After sharing my photographic origins, it's time to turn to where I current think I am, photographically. The usual way to think about any sort of journey is to determine where you are, where you're going and thus a route from the former to the latter. Improvement is no different.

I'm going to break this down into posts for individual subject areas: people, places, landscape.

So first to people. Often called "street photography". For most of my early photography the people I photographed were family and friends: mainly events of significance, vacations and the like. Then the "middle period" when I had my first SLR there are virtually no people shots apart from photos of travelling companions while I was travelling. I'm pretty sure I went out of my way to avoid getting people in my photos - this stems from my desire to photography things rather than behaviours.

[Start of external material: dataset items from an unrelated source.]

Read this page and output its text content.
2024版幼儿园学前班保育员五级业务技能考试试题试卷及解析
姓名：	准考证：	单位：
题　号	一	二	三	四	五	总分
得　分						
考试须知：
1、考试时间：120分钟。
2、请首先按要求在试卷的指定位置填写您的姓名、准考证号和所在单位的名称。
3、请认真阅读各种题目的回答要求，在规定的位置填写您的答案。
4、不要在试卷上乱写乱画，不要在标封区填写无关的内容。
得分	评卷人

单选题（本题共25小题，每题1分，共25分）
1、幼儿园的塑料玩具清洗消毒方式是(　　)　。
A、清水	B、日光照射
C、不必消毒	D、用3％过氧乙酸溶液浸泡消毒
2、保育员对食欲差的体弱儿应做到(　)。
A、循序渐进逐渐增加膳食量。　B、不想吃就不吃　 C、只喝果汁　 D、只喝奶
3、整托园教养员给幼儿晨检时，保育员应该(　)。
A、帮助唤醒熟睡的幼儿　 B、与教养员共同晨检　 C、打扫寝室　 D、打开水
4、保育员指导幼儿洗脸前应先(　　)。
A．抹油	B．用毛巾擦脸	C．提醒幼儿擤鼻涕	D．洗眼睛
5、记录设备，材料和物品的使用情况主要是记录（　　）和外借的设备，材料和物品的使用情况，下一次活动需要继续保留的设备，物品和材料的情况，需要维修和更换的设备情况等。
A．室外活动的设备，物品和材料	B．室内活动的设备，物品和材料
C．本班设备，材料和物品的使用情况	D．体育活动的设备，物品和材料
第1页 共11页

Now I'm beginning to take quite a number of photos purely aimed at people - I'm especially interested in the way people behave and relate to one another, particularly when it's out in the open.

I've moved into B&W & square format to help focus on the subject. If it's wide, I use a 2:1 aspect ration - 2 squares together. I am a lot less hung up on technical excellence (focus accuracy etc) and more on that "decisive moment".

As I spend a lot more time looking at photography than I ever did, there are 2 photographers who i think will influence me in this area. First Henri Cartier-Bresson for his notion of the "decisive Moment". It may seem trite but I'm finding that photographing people is about a single shutter release and no second chances. the second would be Elliot Erwitt for his amazing vision & visual humour. I was looking through the official Erwitt website this week. He had a knack of spotting amazing juxta-position and then capturing it perfectly.

I'll get more into where I want to go in later post.

2 comments:

  1. Nice site, I like your portfolio, I will have to come back and read some of your older posts.

    ReplyDelete
  2. Thanks for the kind words. It's alwasy nice to think there are people out there who enjoy what I have to say and come back for more: helps keep me going.